Protein folding and parsing

Julia Hockenmaier, University of Pennsylvania

April 17, 2007

View Seminar Video


We know that adult speakers of a language have no problem understanding newspapers in that language, and that proteins fold spontaneously into specific three-dimensional structures. However, a sentence in the Wall Street Journal may have millions of possible grammatical analyses, and a protein may have millions of possible structures. As computer scientists who want to design systems that can either parse natural language or predict the folded structure of proteins, we are faced with two very similar search problems: In both cases, we want to find the optimal structure of an input sequence among an exponential number of possible alternatives. In this talk, I will demonstrate how CKY, a standard dynamic programming algorithm that is normally used in natural language parsing, can be adapted to give us novel insights into the protein folding problem. If we assume that folding is a greedy, hierarchical search for lowest-energy structures, CKY provides an efficient way to find all direct folding routes.
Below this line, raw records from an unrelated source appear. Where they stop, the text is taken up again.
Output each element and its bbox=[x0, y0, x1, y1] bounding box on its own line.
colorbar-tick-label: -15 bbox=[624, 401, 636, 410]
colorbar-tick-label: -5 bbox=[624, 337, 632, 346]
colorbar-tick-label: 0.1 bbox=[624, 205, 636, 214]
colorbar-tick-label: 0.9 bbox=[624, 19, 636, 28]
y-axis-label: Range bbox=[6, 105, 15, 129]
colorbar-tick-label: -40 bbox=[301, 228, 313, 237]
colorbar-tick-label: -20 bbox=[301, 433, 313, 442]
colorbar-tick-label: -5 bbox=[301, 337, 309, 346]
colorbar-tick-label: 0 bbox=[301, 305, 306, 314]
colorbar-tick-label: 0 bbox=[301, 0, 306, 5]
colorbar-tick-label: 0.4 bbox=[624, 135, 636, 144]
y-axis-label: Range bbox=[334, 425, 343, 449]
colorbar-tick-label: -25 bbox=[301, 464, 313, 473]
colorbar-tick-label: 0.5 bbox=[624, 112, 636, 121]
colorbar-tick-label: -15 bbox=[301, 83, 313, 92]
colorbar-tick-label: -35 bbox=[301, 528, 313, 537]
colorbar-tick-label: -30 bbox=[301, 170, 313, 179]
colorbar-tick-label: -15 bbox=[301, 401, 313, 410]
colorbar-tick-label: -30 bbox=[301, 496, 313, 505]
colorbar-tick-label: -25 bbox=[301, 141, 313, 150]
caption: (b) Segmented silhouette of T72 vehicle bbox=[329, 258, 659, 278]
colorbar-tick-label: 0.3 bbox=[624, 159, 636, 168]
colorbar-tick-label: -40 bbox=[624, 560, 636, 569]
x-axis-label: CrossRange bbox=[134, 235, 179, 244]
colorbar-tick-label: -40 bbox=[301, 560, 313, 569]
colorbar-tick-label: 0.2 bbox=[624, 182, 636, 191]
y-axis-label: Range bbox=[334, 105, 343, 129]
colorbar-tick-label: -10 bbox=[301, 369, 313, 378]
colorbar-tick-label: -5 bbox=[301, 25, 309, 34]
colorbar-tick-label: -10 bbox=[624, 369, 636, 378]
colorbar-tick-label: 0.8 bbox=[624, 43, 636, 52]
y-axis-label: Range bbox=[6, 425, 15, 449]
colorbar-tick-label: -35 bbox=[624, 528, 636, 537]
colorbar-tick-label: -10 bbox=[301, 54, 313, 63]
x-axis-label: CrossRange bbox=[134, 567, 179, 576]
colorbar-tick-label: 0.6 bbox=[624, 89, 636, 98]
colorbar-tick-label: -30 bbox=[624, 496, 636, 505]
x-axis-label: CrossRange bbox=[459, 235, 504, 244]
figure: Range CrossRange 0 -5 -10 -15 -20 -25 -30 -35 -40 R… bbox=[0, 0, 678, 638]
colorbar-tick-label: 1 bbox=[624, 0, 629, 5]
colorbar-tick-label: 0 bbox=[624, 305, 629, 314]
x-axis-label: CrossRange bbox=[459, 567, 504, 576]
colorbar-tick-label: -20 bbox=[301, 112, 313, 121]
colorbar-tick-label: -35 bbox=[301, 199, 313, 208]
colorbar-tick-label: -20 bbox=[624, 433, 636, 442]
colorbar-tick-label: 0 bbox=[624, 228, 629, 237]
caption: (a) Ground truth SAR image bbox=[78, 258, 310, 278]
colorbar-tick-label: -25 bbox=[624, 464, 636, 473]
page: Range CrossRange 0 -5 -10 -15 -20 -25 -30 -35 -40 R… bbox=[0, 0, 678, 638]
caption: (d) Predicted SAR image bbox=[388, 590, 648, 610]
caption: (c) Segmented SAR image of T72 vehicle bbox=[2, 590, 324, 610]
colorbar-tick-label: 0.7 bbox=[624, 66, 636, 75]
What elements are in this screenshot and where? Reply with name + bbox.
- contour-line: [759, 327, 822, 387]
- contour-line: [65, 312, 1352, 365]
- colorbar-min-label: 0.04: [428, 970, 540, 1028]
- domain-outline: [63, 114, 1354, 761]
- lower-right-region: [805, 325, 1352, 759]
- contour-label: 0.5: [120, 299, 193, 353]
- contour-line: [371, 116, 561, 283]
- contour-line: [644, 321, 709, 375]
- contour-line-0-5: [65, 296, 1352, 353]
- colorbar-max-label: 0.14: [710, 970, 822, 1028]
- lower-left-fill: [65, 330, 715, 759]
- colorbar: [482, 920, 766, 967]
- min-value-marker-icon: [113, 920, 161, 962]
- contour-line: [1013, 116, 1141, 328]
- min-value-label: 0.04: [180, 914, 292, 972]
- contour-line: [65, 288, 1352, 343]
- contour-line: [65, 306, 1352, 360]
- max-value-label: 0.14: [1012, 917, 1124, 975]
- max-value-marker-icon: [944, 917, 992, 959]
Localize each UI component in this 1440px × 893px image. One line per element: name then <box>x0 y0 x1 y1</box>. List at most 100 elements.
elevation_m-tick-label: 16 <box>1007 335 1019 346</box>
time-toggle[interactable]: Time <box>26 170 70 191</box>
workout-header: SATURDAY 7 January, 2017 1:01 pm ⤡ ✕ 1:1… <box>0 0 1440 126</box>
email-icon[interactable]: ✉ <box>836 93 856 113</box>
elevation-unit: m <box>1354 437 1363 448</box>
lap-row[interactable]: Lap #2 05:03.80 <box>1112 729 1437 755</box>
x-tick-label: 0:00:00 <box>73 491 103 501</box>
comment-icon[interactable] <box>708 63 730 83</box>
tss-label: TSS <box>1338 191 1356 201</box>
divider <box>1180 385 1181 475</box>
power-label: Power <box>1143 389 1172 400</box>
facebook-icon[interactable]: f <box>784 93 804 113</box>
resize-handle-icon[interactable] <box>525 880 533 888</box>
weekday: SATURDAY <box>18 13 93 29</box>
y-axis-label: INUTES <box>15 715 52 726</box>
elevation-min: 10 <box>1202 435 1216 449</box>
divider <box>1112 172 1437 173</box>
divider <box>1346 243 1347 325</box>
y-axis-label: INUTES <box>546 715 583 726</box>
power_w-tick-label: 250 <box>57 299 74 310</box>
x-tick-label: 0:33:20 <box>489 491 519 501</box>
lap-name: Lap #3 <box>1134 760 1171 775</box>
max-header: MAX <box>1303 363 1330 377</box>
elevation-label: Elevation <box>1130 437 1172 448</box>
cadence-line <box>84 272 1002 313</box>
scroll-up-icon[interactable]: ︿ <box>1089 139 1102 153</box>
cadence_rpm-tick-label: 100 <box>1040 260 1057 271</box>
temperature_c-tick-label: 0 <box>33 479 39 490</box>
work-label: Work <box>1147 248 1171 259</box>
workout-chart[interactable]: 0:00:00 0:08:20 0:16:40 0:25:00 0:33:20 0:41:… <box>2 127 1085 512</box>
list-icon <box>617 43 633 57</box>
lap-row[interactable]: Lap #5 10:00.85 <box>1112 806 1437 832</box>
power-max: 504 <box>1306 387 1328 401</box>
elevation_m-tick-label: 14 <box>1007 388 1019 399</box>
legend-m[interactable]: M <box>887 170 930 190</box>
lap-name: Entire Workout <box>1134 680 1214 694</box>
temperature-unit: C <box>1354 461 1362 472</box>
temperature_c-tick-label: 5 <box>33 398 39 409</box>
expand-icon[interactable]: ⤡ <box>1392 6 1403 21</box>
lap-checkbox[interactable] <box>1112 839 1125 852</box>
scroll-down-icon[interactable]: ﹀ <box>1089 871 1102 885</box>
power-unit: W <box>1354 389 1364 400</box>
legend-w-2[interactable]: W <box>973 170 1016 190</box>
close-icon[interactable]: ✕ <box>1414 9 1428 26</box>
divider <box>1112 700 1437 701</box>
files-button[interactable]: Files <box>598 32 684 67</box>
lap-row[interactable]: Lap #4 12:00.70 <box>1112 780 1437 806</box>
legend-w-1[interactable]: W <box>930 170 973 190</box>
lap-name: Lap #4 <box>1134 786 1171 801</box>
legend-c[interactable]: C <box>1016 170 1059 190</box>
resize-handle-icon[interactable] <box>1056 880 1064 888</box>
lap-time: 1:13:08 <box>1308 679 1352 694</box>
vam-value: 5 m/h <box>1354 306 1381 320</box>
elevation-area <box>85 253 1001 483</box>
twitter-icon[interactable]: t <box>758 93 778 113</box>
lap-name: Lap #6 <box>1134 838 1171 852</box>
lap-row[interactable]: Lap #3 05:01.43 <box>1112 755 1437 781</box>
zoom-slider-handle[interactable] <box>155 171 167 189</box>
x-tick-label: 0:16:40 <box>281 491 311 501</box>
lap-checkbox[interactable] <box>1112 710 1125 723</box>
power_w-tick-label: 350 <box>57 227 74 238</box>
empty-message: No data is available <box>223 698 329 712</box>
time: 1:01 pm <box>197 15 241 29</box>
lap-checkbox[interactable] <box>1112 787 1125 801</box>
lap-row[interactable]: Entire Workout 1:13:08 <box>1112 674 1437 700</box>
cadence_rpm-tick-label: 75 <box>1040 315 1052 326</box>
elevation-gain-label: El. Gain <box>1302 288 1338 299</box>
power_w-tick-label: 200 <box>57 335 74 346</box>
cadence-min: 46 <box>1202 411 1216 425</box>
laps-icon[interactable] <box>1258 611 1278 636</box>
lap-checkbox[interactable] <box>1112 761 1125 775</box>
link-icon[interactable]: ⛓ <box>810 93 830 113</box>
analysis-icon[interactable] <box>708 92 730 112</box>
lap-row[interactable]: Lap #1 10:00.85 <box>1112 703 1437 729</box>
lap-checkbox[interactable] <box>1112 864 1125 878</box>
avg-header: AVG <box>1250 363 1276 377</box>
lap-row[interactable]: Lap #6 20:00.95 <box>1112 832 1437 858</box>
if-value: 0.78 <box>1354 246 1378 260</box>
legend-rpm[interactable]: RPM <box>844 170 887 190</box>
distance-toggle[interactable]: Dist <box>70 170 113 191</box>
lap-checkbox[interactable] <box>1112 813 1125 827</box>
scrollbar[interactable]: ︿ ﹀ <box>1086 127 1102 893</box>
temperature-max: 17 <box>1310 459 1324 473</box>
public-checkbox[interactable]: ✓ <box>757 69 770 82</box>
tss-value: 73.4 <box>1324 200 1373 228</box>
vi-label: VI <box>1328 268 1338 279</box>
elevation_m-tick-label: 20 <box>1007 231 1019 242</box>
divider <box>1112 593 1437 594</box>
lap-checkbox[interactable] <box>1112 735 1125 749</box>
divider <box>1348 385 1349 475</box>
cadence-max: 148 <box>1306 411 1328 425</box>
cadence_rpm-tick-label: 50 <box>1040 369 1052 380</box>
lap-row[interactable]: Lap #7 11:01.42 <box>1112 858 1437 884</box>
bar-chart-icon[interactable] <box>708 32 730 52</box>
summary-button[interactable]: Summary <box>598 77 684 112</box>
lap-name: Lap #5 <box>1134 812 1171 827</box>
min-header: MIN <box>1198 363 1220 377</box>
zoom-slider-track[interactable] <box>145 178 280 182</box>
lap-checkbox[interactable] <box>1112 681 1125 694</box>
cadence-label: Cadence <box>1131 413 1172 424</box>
I will also show that we can extend CKY to construct a Markov chain model of the entire folding process, and that this Markov chain may explain an apparent contradiction between what experimentalists observe in a test tube and what many theorists predict.


Julia Hockenmaier is a postdoc with Aravind Joshi at the University of Pennsylvania, and also a frequent visitor to Ken Dill's lab at the University of California at San Francisco. Her research areas are natural language processing (computational linguistics) and computational biology, specifically natural language parsing and protein folding.